So Josh was alive, and Daisy was dying. That wasn’t irony; it was cruelty. Some sick, cruel joke the universe was playing on her.
“Oh, Tom. I’m so sorry. I’m on my way.”
She went down the stairs, saw Tyler was back and asleep, shivering and sweating on the couch. She wrote him a note, told him to hang in there, that she was pulling for him, and to call her with any news he’d learned.
Winston woofed at her quietly, almost a question, and she went to him, put her arms around him, and fought back tears.
“Oh, baby. I don’t know what to do.”
He nuzzled her and she let him, then stood and grabbed her keys.
She drove to the hospital in a trance.
How was she supposed to do this? What was she supposed to do? To think? To feel?
She was numb. This could have been some sort of joke. It really could. Right?
The hospital was so close she was there before she could wrap her mind around what was going on. The valet nodded in acknowledgment and took the car, and she went inside. The creepy corridors, the long hallways, the smell—it all was foreign again, strange, different. Her whole world was altered. The colors wound together in a blur, a kaleidoscope of images—Josh at the center.
God, she could hardly draw the details of his face into her mind. The dark hair, the blue eyes, yes, but the minute qualities, the little bits that she used to know better than the back of her hand, were gone.
His head thrown back in ecstasy as he got head from a strange woman.
The ICU was on the fifth floor. When she arrived, she was denied entry. She asked the nurse to let Tom know she was there, and she left to get him. They returned a few moments later, Tom looking haggard and drawn, his skin pale. He fell into Aubrey’s arms, and she hugged him automatically. He smelled of fear.
“What happened?”
“They think that one of the broken rib slivers poked a hole in her heart and they missed it. She’s been telling me all day something was wrong, and I just didn’t listen. They thought she needed a shrink, that it was in her head—” He broke off, sobbing, and Aubrey led him to the ugly gray chairs and sat him down. There was a box of tissues strategically placed nearby. Aubrey handed one to Tom.
When he had calmed a bit, she asked, “So what’s the next step?”
“They’re trying to get her stabilized and they’ll do surgery as soon as she can handle it. Pretty soon they’re going to have to go in whether she’s stable or not. They’re saying it’s fifty-fifty right now.”
“I’ll take those odds, Tom. Daisy is the most stubborn woman I know. She’s fighting in there.” The words sounded empty, flat. But they seemed to help Tom, because the tears began to slow, and he worked his way back to calm. She sat with him while he composed himself.
“The police came by to check on her. They’re going to charge her with DUI and vehicular assault, they want to set a court date. You have to tell them it wasn’t her fault, Aubrey. You have to let them know she didn’t mean any harm. We can’t let them charge her with assault.”

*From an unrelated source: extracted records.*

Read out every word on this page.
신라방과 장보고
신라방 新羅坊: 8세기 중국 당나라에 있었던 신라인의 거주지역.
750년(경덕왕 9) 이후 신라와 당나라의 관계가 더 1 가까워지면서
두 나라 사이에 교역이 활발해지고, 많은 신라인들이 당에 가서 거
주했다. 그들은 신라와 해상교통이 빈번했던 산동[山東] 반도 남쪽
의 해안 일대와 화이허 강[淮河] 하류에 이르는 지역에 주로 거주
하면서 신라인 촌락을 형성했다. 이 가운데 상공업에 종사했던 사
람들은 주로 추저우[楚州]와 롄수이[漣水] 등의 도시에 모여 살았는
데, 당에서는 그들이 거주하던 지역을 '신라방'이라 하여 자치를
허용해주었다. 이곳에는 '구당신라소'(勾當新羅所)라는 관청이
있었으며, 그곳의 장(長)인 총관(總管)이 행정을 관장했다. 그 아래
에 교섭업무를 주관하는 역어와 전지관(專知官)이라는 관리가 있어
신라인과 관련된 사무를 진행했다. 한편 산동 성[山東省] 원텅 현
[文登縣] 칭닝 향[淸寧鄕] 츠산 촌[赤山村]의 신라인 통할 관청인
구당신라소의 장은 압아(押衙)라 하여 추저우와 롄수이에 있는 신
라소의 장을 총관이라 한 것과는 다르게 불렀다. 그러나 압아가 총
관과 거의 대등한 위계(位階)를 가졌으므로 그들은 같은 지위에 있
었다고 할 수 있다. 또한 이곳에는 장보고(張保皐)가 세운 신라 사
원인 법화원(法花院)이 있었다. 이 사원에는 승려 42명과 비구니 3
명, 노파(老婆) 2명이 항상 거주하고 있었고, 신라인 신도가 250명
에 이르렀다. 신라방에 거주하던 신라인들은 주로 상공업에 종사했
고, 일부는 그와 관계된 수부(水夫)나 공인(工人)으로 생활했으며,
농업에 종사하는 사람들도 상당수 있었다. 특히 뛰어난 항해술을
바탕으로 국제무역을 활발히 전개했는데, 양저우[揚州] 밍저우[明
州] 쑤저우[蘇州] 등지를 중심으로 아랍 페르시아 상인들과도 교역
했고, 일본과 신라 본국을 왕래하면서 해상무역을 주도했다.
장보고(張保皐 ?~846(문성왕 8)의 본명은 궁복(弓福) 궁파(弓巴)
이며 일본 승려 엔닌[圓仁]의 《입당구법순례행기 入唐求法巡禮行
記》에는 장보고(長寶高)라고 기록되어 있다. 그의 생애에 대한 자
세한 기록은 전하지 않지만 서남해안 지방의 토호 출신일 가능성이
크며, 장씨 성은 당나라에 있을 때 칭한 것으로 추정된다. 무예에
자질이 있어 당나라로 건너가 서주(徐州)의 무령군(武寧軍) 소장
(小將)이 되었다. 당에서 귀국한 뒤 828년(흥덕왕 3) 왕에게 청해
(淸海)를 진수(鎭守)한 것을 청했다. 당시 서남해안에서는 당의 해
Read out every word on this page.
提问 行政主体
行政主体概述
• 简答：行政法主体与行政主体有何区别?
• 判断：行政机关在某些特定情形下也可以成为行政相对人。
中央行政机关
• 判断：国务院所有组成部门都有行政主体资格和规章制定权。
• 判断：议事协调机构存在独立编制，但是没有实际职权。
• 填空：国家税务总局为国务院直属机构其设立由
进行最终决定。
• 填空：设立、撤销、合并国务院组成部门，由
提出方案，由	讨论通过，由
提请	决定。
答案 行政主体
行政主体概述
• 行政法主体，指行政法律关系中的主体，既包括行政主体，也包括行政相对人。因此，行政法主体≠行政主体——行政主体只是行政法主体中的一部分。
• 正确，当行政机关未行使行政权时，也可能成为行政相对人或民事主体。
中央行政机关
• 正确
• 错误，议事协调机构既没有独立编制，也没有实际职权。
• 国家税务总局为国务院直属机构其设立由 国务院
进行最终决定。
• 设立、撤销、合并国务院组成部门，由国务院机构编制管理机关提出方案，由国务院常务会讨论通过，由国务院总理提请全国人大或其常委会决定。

Well, we can. But she patted his arm. “Let’s cross that bridge when we get to it. You should probably talk to a lawyer before you do anything.”
“You’re right. Of course you’re right. I will.”
He went silent, pulling the tissue between his hands until it shredded.
“There’s something else. When I got down here, she was going in and out of consciousness. She said the strangest thing before she went under all the way.”
“What’s that?”
“She said she had sons. Two sons.”
“You must have just misheard her.”
“No. She was very clear. And I’ve been thinking about it since she said it. You know she was married before me, right?”
“Sure. To Ed Hardsten. Josh’s biological father.” He tensed, and she smoothed her hand over his arm. “Josh always felt you were his father, Tom. Always. You gave him his name. You gave him your love. And he loved you, very much.”
“Thank you, Aubrey. Though I guess it doesn’t matter now. No, Daisy was married briefly before Ed Hardsten. To a soldier who died while he was on assignment. Very top secret stuff. She never talked about him; she only mentioned him once, before we got married. She didn’t want to go into our wedding day with lies between us. But she wouldn’t tell me much about him.”
“Do you know his name?”
“No. It was years earlier, when she was just a kid. It pained her to speak of it, so I never pushed her.”
And that was why Daisy had married Tom in the first place. Security and love, no questions asked.
Tom continued, “But what if she had a child with him and didn’t tell me? Or had a miscarriage or something? She always held something of herself back from me. Could this be it?”
“Does she have any papers or anything from that time?”
“I’m sure she does. I don’t go into her desk.”